"Yer sure ya kin take care'a dis?" Gromgark whispered, pressing his gigantic green ear against the door to listen for any sign that they had been discovered.
"Fer da last time, I get it." Orgutz replied, obviously annoyed. He held a massive shoota in his hands, consisting of what looked like three shotguns that had been welded together and supplied with an almost comically oversized sighting mechanism. "I jes' keep an eye on da gits, an' if any'o dem try ta do sumfink weird, I blast 'em."
"An ya let me do da talkin'."
"Right, an' I let you do da talkin'."
"Da Boss jes' want wot dey took. Da last fing we need is Skumplot bawlin' 'bout how we're unfair fer takin' wot belongs ta da lootas fair an' square and krumpin' 'is boyz an' Mork knows wot." It wasn't very common for orks to want to settle conflicts peacefully, but things had been a bit uneasy in the clan lately, and Gromgark sure didn't fancy waking up with a bomb squig shoved down his pants. Like it or not, they would have to do this without killing anyone.
"I'm an ex-kommando, ya know." Orgutz muttered under his breath. "I fink I know a bit more 'bout sneakin' up on gits dan some nob wiv more teef dan shmotts."
"Wot's dat?" Gromgark said, raising his left eyebrow.

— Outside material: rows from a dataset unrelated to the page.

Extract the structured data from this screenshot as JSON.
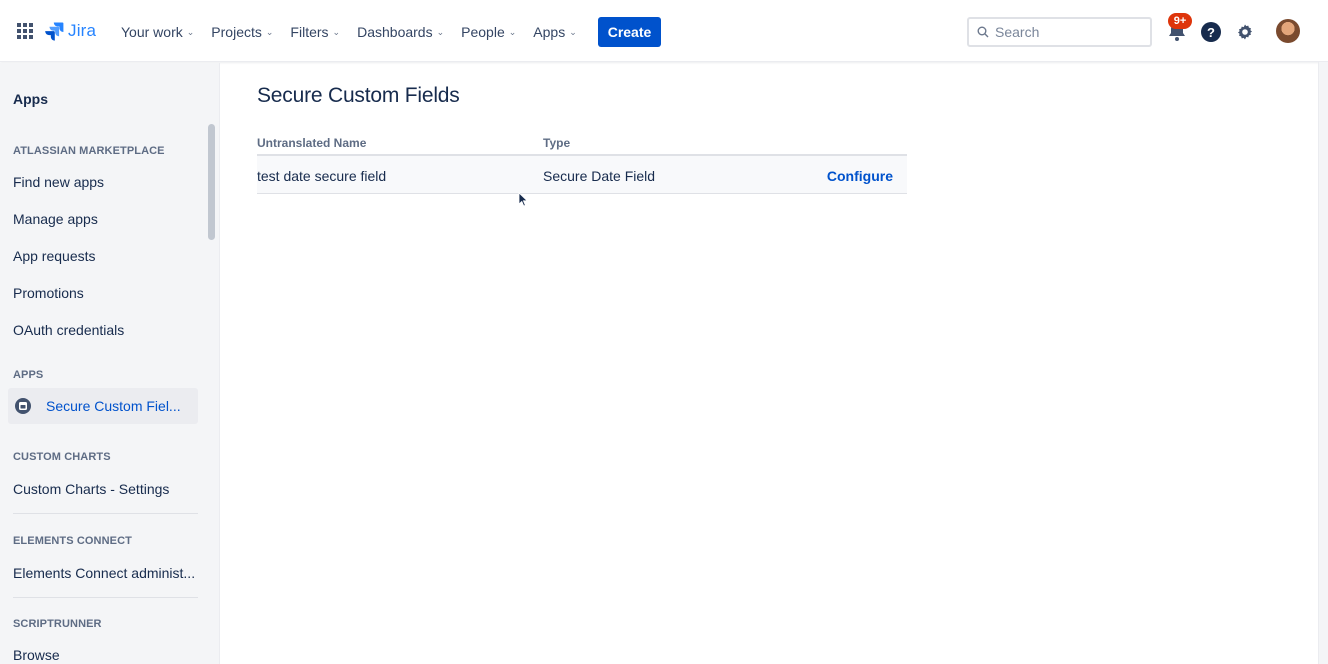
{
  "topnav": {
    "logo_text": "Jira",
    "items": [
      {
        "label": "Your work"
      },
      {
        "label": "Projects"
      },
      {
        "label": "Filters"
      },
      {
        "label": "Dashboards"
      },
      {
        "label": "People"
      },
      {
        "label": "Apps"
      }
    ],
    "create_label": "Create",
    "search_placeholder": "Search",
    "notification_badge": "9+",
    "help_glyph": "?"
  },
  "sidebar": {
    "heading": "Apps",
    "sections": {
      "marketplace": "ATLASSIAN MARKETPLACE",
      "apps": "APPS",
      "custom_charts": "CUSTOM CHARTS",
      "elements_connect": "ELEMENTS CONNECT",
      "scriptrunner": "SCRIPTRUNNER"
    },
    "items": {
      "find_new_apps": "Find new apps",
      "manage_apps": "Manage apps",
      "app_requests": "App requests",
      "promotions": "Promotions",
      "oauth_credentials": "OAuth credentials",
      "secure_custom_fields": "Secure Custom Fiel...",
      "custom_charts_settings": "Custom Charts - Settings",
      "elements_connect_admin": "Elements Connect administ...",
      "browse": "Browse"
    }
  },
  "main": {
    "title": "Secure Custom Fields",
    "table": {
      "headers": {
        "name": "Untranslated Name",
        "type": "Type"
      },
      "rows": [
        {
          "name": "test date secure field",
          "type": "Secure Date Field",
          "action": "Configure"
        }
      ]
    }
  },
  "colors": {
    "brand": "#0052cc",
    "logo": "#2684ff",
    "badge": "#de350b",
    "sidebar_bg": "#f4f5f7"
  },
  "icons": [
    "app-switcher-icon",
    "jira-logo-icon",
    "chevron-down-icon",
    "search-icon",
    "notification-icon",
    "help-icon",
    "settings-icon",
    "avatar",
    "secure-field-app-icon",
    "mouse-cursor-icon"
  ]
}
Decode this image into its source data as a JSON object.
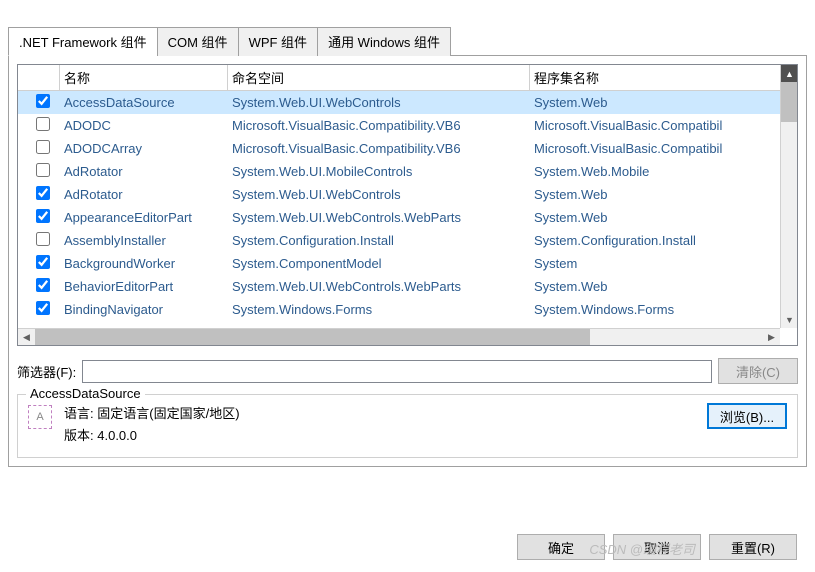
{
  "tabs": [
    {
      "label": ".NET Framework 组件",
      "active": true
    },
    {
      "label": "COM 组件",
      "active": false
    },
    {
      "label": "WPF 组件",
      "active": false
    },
    {
      "label": "通用 Windows 组件",
      "active": false
    }
  ],
  "columns": {
    "name": "名称",
    "namespace": "命名空间",
    "assembly": "程序集名称"
  },
  "rows": [
    {
      "checked": true,
      "selected": true,
      "name": "AccessDataSource",
      "ns": "System.Web.UI.WebControls",
      "asm": "System.Web"
    },
    {
      "checked": false,
      "selected": false,
      "name": "ADODC",
      "ns": "Microsoft.VisualBasic.Compatibility.VB6",
      "asm": "Microsoft.VisualBasic.Compatibil"
    },
    {
      "checked": false,
      "selected": false,
      "name": "ADODCArray",
      "ns": "Microsoft.VisualBasic.Compatibility.VB6",
      "asm": "Microsoft.VisualBasic.Compatibil"
    },
    {
      "checked": false,
      "selected": false,
      "name": "AdRotator",
      "ns": "System.Web.UI.MobileControls",
      "asm": "System.Web.Mobile"
    },
    {
      "checked": true,
      "selected": false,
      "name": "AdRotator",
      "ns": "System.Web.UI.WebControls",
      "asm": "System.Web"
    },
    {
      "checked": true,
      "selected": false,
      "name": "AppearanceEditorPart",
      "ns": "System.Web.UI.WebControls.WebParts",
      "asm": "System.Web"
    },
    {
      "checked": false,
      "selected": false,
      "name": "AssemblyInstaller",
      "ns": "System.Configuration.Install",
      "asm": "System.Configuration.Install"
    },
    {
      "checked": true,
      "selected": false,
      "name": "BackgroundWorker",
      "ns": "System.ComponentModel",
      "asm": "System"
    },
    {
      "checked": true,
      "selected": false,
      "name": "BehaviorEditorPart",
      "ns": "System.Web.UI.WebControls.WebParts",
      "asm": "System.Web"
    },
    {
      "checked": true,
      "selected": false,
      "name": "BindingNavigator",
      "ns": "System.Windows.Forms",
      "asm": "System.Windows.Forms"
    }
  ],
  "filter": {
    "label": "筛选器(F):",
    "value": "",
    "clear": "清除(C)"
  },
  "details": {
    "title": "AccessDataSource",
    "lang_label": "语言:",
    "lang_value": "固定语言(固定国家/地区)",
    "ver_label": "版本:",
    "ver_value": "4.0.0.0",
    "browse": "浏览(B)..."
  },
  "buttons": {
    "ok": "确定",
    "cancel": "取消",
    "reset": "重置(R)"
  },
  "watermark": "CSDN @编程老司"
}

"Nuffink. Let's jes' do dis right an' propa."
"Ya got dat right!"
With a roar, Gromgark kicked the door in, showering the shocked lootas inside with splinters. Before they had much time to react, Orgutz had fire several shots into the roof of the hut, making the surprised orks freeze in their tracks.
"Right, I see any o' you lot reach fer as much as a snotling-zappa an' my buddy 'ere'll blast dem stupid gubbinz clean off yer faces!" Gromgark roared, pointing his slugga straight at the closest ork. "Now, how'sabout you lot tell me where da gubbinz are?"